The big difference between Canada and the USA is that in Canada there is far less spent on administration, for in Canada most of the payments are made from the government to the private doctors at a fixed rate per treatment, whereas in the USA the private doctors have to deal with any number of individuals paying (or not paying) cash, and a large number of insurance companies, many of which will have diffferent rate schedules, resulting in one hell of a lot more administrative overhead.

I am being treated by an orthopedic surgeon who is a wizz at diagostics (I have worked under a medical malpractice specialist, so I’m up on who the good and not so good doctors are in my region), but who is getting on in years, so if/when it gets to the point that my back requires surgery, I will simply call about the doctors whom I believe to be better in the operating room and pick the one with the earliest available operating room date.

A couple of my outrigger crew have had non-urgent hip replacements with minimal waiting time, and they were both careful to shop about for surgeons.

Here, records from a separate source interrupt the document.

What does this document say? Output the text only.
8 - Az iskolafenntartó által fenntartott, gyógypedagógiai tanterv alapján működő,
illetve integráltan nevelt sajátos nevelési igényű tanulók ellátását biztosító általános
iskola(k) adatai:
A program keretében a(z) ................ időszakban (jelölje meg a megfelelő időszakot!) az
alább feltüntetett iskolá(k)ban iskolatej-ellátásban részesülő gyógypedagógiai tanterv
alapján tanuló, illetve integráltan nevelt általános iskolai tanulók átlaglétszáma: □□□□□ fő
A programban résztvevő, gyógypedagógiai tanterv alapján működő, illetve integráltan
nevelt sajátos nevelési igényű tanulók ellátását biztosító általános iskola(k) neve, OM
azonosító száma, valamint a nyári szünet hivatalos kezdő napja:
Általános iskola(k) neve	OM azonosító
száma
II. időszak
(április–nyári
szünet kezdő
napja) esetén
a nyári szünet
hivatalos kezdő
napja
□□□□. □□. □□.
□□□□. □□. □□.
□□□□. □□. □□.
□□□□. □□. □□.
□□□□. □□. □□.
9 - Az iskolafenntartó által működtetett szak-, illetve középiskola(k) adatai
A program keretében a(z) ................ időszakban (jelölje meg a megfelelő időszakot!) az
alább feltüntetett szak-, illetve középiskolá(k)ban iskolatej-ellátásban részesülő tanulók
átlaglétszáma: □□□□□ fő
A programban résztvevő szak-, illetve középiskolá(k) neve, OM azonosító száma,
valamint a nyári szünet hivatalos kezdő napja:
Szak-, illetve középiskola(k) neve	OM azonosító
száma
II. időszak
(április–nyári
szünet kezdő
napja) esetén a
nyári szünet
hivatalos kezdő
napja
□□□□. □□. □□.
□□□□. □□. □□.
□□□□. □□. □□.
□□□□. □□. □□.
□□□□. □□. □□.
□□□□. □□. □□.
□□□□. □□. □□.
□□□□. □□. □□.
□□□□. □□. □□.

One of them found the surgery date too early for her schedule, so she had it postponed.

One of my clients was not happy with the wait for her back surgery, so she switched to another doctor so as to get the work done earlier.

Another of my clients did not want to wait until next month for non-urgent knee surgery, so she is having it done next week in another community where there happens to be more operating room time available. In this case, it is the same doctor who will perform the operation due to his regularly rotating out that way.

I coach a 22 person canoe crew of breast cancer survivors. MRIs, chemo, radiation, mastectomies, and on and on and on. They jump about to which ever doctors they believe to be the best for them, and get treatment all over the province, including a thousand miles away.

The waiting time problems arise from it being difficult to ensure that the right number of doctors in the right areas of practice are in a given region at the right time, and that each region has enough hospitals at the right time. That can be challenging for areas with rapid population growth (e.g. Toronto and Calgary), and areas that are not appealing to doctors (e.g. small towns in the north). Bear in mind that in Canada, just as in the USA, doctors are free to set up shop wherever they like, so at any given time, a community might be over or under serviced.

Can I move to Canada? lol

Here’s a simple way to look at it. In both the USA and Canada, the doctors are mostly private practioners, and the patients can go to whomever they want. In the USA, most of the payments are made by corporations that first and foremost are out to maximize their own profits for their shareholders. In Canada, most of the payments are made by governments whose first and foremost concern is the health of the patients, and which are elected by the people who at one point or another in their lives are patients.

If you have a serious pre-existing medical condition, then probably not. Otherwise, welcome.